Кто-то достает бинты. Мы перевязываем шею Гейла. Ставим его на ноги. Только одна фигура продолжает жаться у стены.

— Пит, — зову я.

Ответа нет. Он без сознания? Я опускаюсь на корточки перед ним, убирая его сцепленные наручниками руки от лица.

— Пит? — Его глаза похожи на черные шары, зрачки настолько расширены, что голубая радужка глаз практически исчезла. Мускулы на его запястьях твердые, как металл.

— Оставь меня, — шепчет он. — Я больше не могу.

— Нет, ты можешь! — говорю ему я.

Пит качает головой.

— Я еле держусь. Я сойду с ума. Как и они.

Как переродки. Как бешеное животное, желающее лишь вцепиться в мое горло. И, наконец, здесь, в этом месте, при сложившихся обстоятельствах, я действительно должна буду его убить. И Сноу выиграет. Поток горькой жгучей ненависти пронзает меня. Сноу и так слишком много выиграл сегодня.

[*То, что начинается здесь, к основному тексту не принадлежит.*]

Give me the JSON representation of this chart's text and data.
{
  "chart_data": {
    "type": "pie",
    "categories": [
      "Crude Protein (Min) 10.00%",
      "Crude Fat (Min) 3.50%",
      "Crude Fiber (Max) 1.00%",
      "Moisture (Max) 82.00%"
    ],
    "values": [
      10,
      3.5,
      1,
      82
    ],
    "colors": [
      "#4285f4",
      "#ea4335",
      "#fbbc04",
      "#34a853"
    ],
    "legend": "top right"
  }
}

Это рискованный шаг, вероятно, это самоубийство, но я делаю единственное, что приходит мне в голову. Я наклоняюсь и жадно целую Пита. Все его тело начинает колотить дрожью, но я прижимаюсь своими губами к его до тех пор, пока больше уже не могу не дышать. Мои руки двигаются к его запястьям и сжимают их.

— Не позволяй ему забрать тебя у меня.

Пит тяжело дышит, продолжая бороться с кошмарами, бушующими в его голове.

— Нет, я не хочу….

Я до боли сжимаю его руки.

— Останься со мной.

Его зрачки сужаются до размеров точки, а потом снова быстро расширяются и возвращаются к тому состоянию, которое больше напоминает нормальное.

— Всегда, — шепчет он.

Я помогаю Питу встать и обращаюсь к Полидевку.

— Как далеко до улицы?

Он показывает, что она прямо над нами. Я поднимаюсь по последней лестнице, отодвигаю крышку и оказываюсь в чьей-то кладовке. Я встаю на ноги, когда женщина открывает дверь. На ней ярко-бирюзовый шелковый халат, вышитый экзотическими птицами. Ее волосы цвета фуксии взбиты, как облако, и украшены золотыми бабочками. Жир от полусъеденной колбасы, которую она держит в правой руке, смазывает ее помаду. Выражение ее лица говорит мне, что она узнала меня. Она открывает рот, чтобы позвать на помощь.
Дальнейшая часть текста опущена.